No, not necessarily.
Taken together, the two changes suddenly made tens of millions of people eligible for a booster jab overnight.
That means there is not enough capacity for everyone to get their jab straight away and they must book in a prioritised way.
Under-40s can’t book in yet because the UK Health Security Agency is still updating a Patient Group Directive, Green Book and National Protocol. This is expected to change in the coming days, though the NHS has not set a firm timetable.
Boris Johnson said: “Even if you have had your second jab over three months ago and you are now eligible, please don’t try and book until the NHS says it is your turn.”
What order will people be offered a booster?
Boris Johnson confirmed: “As with the first jabs, we will be working through people by age group going down in five-year bands.
“It is vital that the older and the more clinically vulnerable get that added protection first.”
That means those aged 35-39 will be offered the booster, followed by 30-34, then 25-29, 20-24 and under-20. In practice the booking system was known to open up to one year group at a time earlier this year.
Those already eligible at the top of the list were people in residential care homes; over-40s; frontline health and care workers; and under-50s with under-40s with underlying health conditions; and adults who share a household with immunosuppressed people.
How will the NHS ramp up capacity?
Boris Johnson said England will have more than 1,500 community pharmacy sites, “all of” which will increase capacity.
Shut-down “hospital hubs” will be reactivated and temporary vaccination centres will be “popping up like Christmas trees”, he claimed.
As with the first rollout, troops will help. “We will deploy at least 400 military personnel to assist the efforts of our NHS”, the PM said.

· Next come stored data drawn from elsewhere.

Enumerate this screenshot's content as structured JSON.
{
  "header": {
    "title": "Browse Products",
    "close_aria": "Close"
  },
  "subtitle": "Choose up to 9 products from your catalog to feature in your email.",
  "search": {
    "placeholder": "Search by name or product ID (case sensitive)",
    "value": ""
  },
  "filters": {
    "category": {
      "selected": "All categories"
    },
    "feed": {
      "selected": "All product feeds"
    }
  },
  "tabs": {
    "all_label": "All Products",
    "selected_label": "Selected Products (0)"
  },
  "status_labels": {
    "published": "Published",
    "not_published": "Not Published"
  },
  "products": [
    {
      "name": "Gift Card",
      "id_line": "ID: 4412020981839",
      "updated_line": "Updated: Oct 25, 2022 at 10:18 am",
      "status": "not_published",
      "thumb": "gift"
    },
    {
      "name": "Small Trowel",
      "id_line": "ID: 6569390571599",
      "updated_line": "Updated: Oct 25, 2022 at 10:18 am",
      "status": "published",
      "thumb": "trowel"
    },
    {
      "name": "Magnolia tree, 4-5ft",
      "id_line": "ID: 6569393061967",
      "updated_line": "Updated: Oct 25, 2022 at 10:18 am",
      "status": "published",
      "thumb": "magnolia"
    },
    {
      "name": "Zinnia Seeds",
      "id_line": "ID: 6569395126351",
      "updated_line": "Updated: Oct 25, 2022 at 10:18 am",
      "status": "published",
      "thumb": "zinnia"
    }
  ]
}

NHS England chief Amanda Pritchard said mobile vaccination units would do some of the work for hard-to-reach communities.

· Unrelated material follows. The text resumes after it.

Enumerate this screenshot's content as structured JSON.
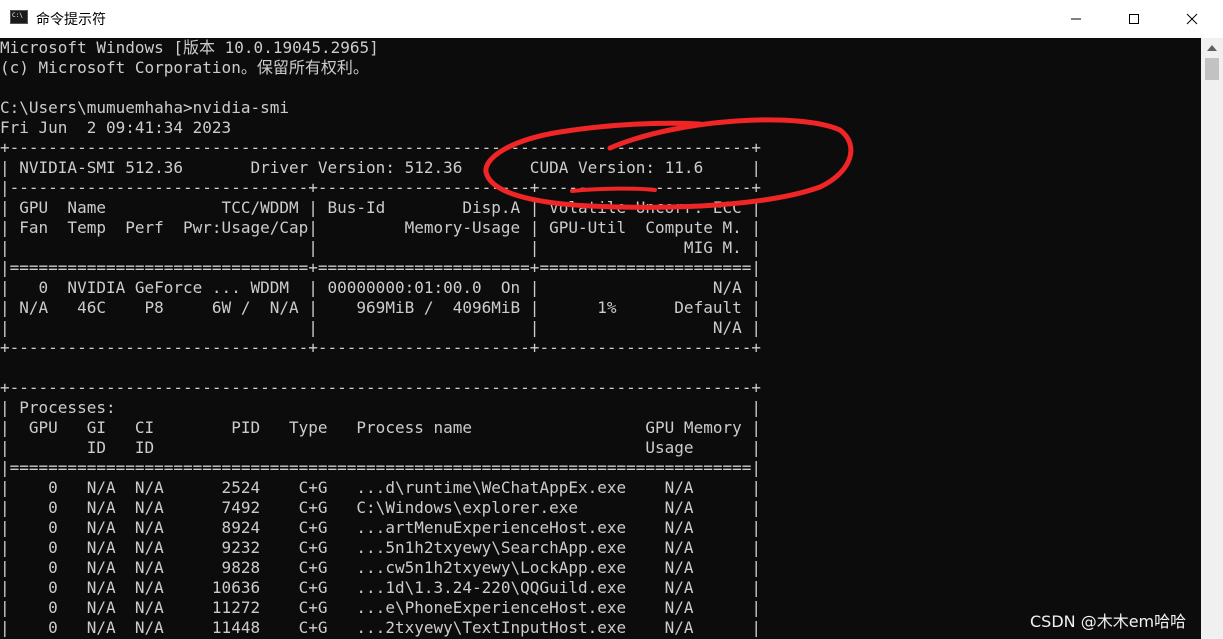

But she added: “It can’t happen overnight, particularly given the other pressures facing NHS staff who are working extremely hard”.
Is the January 31 target achievable?
The new target announced by Boris Johnson will force NHS chiefs to hugely ramp up the speed of booster jabs.
Overall 46.3million people have had a second dose while 17.9million have had a booster or third dose.
That leaves 28.4millon who still need a booster by the end of January.
With nine weeks to go, that means the NHS would have to average more than 3.1million boosters a week – or more than 3.5million if it took a week off over Christmas.
Currently there is an average of around 2.6million doses per week.